Komunikasi Publik Perkuat Penegakan Hukum Karantina

17 September 2026
37 dibaca
Komunikasi Publik Perkuat Penegakan Hukum Karantina

Kontributor

Penegakan hukum karantina tidak hanya membutuhkan ketegasan dalam melakukan tindakan terhadap pelanggaran, tetapi juga kemampuan menyampaikan informasi kepada publik secara tepat, akurat, dan bertanggung jawab. Hal tersebut disampaikan dalam Bimbingan Teknis Komunikasi Publik dalam Penegakan Hukum Karantina yang digelar di Balai Karantina Hewan, Ikan, dan Tumbuhan (BKIHT) Sumatera Selatan, Jumat (11/9).

Deputi Bidang Karantina Hewan Barantin, Sriyanto, mengatakan penegakan hukum karantina memiliki peran penting dalam menghadapi ancaman penyakit hewan yang dapat menyebar lintas batas maupun penyakit yang baru muncul dan kembali muncul (emerging and re-emerging diseases).

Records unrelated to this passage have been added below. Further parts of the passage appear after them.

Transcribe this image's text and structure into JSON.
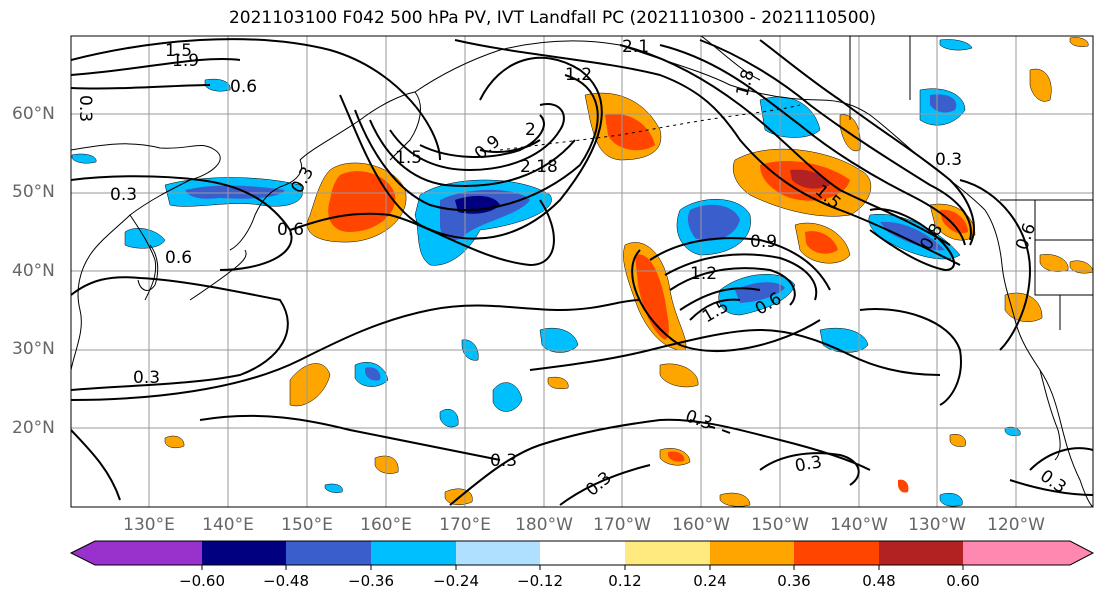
{
  "title": "2021103100 F042 500 hPa PV, IVT Landfall PC (2021110300 - 2021110500)",
  "lat_labels": [
    "60°N",
    "50°N",
    "40°N",
    "30°N",
    "20°N"
  ],
  "lon_labels": [
    "130°E",
    "140°E",
    "150°E",
    "160°E",
    "170°E",
    "180°W",
    "170°W",
    "160°W",
    "150°W",
    "140°W",
    "130°W",
    "120°W"
  ],
  "contour_labels": [
    "1.5",
    "1.9",
    "0.6",
    "0.3",
    "2.1",
    "1.2",
    "1.8",
    "0.9",
    "1.5",
    "2",
    "2.18",
    "0.3",
    "0.6",
    "0.6",
    "0.3",
    "0.9",
    "1.2",
    "1.5",
    "0.6",
    "1.5",
    "0.3",
    "0.8",
    "0.6",
    "0.3",
    "0.3",
    "0.3",
    "0.3",
    "0.3",
    "0.3"
  ],
  "colorbar": {
    "ticks": [
      "−0.60",
      "−0.48",
      "−0.36",
      "−0.24",
      "−0.12",
      "0.12",
      "0.24",
      "0.36",
      "0.48",
      "0.60"
    ],
    "colors": [
      "#9932cc",
      "#000080",
      "#3a5fcd",
      "#00bfff",
      "#b0e0ff",
      "#ffffff",
      "#ffea80",
      "#ffa500",
      "#ff4500",
      "#b22222",
      "#ff88b0"
    ]
  },
  "colors": {
    "neg_strong": "#000080",
    "neg_mid": "#3a5fcd",
    "neg_light": "#00bfff",
    "neg_pale": "#b0e0ff",
    "pos_pale": "#ffea80",
    "pos_mid": "#ffa500",
    "pos_strong": "#ff4500",
    "pos_max": "#b22222"
  }
}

Ancaman tersebut dapat berdampak tidak hanya terhadap kesehatan hewan, tetapi juga perdagangan, ketahanan pangan, kesehatan masyarakat, hingga perekonomian.

“Pengawasan karantina harus dilakukan melalui deteksi dini, penilaian risiko, pengendalian cepat, serta perlindungan perdagangan dan pangan,” ujar Sriyanto.

Menurutnya, tantangan tersebut menuntut pengawasan dan penegakan hukum yang didukung pemahaman berbasis risiko dan bukti ilmiah. Enam penyakit menjadi prioritas pengawasan karantina hewan, yakni African Swine Fever (ASF), Penyakit Mulut dan Kuku (PMK), Lumpy Skin Disease (LSD), Peste des Petits Ruminants (PPR), Highly Pathogenic Avian Influenza (HPAI), dan rabies.

Dalam konteks tersebut, komunikasi publik menjadi bagian yang tidak terpisahkan dari penegakan hukum. Kepala Biro Hukum dan Hubungan Masyarakat Barantin, Hudiansyah Is Nursal, menegaskan bahwa tindakan penegakan hukum perlu diikuti dengan komunikasi yang mampu memberikan pemahaman kepada masyarakat mengenai alasan, dampak, dan tujuan dari tindakan tersebut.

“Ketegasan di garis depan harus berjalan seiring dengan komunikasi yang mencerahkan; sebab wibawa institusi lahir dari keadilan yang disampaikan secara bijak dan bertanggung jawab,” kata Hudiansyah.

Hudiansyah menjelaskan, publikasi kasus penegakan hukum karantina bukan sekadar menyampaikan keberhasilan penindakan. Informasi perlu diarahkan pada edukasi mengenai ancaman pelanggaran terhadap sumber daya alam hayati dan keamanan pangan, sekaligus membangun kesadaran hukum masyarakat. Dengan demikian, publik dapat memahami bahwa pelanggaran karantina bukan hanya persoalan administratif, tetapi dapat menimbulkan dampak yang lebih luas terhadap kesehatan, lingkungan, dan perekonomian.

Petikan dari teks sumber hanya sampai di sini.